Baca Juga: Safari Pangan Jujur di Malang
Perwakilan ICW, Egi Primayogha, menambahkan bahwa polemik langka dan mahalnya minyak goreng telah berlangsung berlarut-larut tanpa penanganan efektif dari pemerintah. Setelah gagal dengan berbagai kebijakan yang dikeluarkan Kementerian Perdagangan (Kemendag), Kejaksaan Agung (Kejagung) menetapkan pejabat Kementerian Perdagangan (Kemendag) bersama 3 pihak lain dari group perusahaan penikmat insentif sawit terbesar sebagai tersangka korupsi pemberian Persetujuan Ekspor.
Ia mengatakan dalam kasus penetapan 4 orang tersangka korupsi pemberian Persetujuan Ekspor, Kejagung juga perlu menelusuri dugaan keterlibatan korporasi dan aktor lain, khususnya pejabat di Kemendag.
“Penetapan tersangka ini seakan mengamini pernyataan Menteri Perdagangan, Muhammad Lutfi, yang pernah menyebut mafia sebagai dalang di balik masalah minyak goreng”, kata Egi.
Ferri Setya Budi, Staff Advokasi KRKP mengusulkan, jika mengacu pada undang-undang, sebenarnya bisa diadakan skenario pengaturan minyak goreng seperti yang dilakukan pada beras, di mana ada skenario cadangan yang bisa pemerintah atur, seperti Bulog yang mencadangkan beras.
“Karena kita menjadi eksportir terbesar, akan sangat lucu kalau kita tidak punya cadangan minyak goreng yang bisa diatur, sehingga bisa menjawab situasi seperti sekarang,” kata Ferri.
Baca Juga: Ramadhan, Kenaikan Harga Pangan, dan Kesejahteraan Petani
Koalisi masyarakat meyakini bahwa aktor utama penyebab kelangkaan dan kemahalan harga minyak goreng belum ditangkap. Oleh karena itu mereka mendorong pemerintah harus menuntaskan penyelidikan atas dugaan kartel dan mafia minyak goreng.

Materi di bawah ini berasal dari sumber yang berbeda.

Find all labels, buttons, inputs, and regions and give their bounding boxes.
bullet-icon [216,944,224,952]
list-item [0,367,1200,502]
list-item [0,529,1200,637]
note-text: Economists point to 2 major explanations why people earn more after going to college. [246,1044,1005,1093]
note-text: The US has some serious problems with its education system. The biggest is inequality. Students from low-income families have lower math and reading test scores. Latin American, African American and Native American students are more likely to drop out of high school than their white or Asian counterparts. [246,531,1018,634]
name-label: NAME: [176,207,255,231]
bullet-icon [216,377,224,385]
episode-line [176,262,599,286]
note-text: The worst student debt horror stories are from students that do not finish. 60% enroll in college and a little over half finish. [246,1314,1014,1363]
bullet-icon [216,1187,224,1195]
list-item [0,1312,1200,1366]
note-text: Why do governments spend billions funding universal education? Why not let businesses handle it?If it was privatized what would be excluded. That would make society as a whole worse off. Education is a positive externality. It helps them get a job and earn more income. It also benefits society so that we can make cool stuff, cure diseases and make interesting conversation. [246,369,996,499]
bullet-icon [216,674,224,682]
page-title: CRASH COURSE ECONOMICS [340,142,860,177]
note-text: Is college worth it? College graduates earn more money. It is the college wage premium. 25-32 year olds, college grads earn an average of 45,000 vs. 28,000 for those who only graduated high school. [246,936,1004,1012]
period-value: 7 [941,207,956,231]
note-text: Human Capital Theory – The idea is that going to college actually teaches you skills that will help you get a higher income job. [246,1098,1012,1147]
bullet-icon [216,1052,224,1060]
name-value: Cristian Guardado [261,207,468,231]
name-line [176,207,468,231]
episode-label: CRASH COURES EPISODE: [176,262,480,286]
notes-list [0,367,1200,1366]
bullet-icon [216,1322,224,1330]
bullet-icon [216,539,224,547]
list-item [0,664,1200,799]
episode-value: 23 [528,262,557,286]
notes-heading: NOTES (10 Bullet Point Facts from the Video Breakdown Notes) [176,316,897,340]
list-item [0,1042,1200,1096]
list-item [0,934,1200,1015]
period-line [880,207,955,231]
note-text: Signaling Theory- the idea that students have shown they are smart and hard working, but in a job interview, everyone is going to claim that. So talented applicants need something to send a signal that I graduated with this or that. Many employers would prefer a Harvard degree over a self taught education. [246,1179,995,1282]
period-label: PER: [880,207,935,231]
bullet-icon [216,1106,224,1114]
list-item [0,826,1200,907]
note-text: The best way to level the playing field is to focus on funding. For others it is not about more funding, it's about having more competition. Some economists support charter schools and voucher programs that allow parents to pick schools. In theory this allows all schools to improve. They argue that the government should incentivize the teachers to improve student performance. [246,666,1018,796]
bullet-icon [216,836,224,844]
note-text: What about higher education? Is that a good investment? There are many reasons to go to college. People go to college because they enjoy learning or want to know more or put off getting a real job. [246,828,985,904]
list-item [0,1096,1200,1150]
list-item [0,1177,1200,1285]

Menutup konferensi pers, Dr. Guntur mengapresiasi langkah koalisi masyarakat sipil yang mewakili suara masyarakat. Ia juga menghimbau kepada siapapun yang memiliki data atau bukti apapun boleh melaporkannya kepada KPPU, sehingga bisa berkontribusi menuntaskan polemik minyak goreng.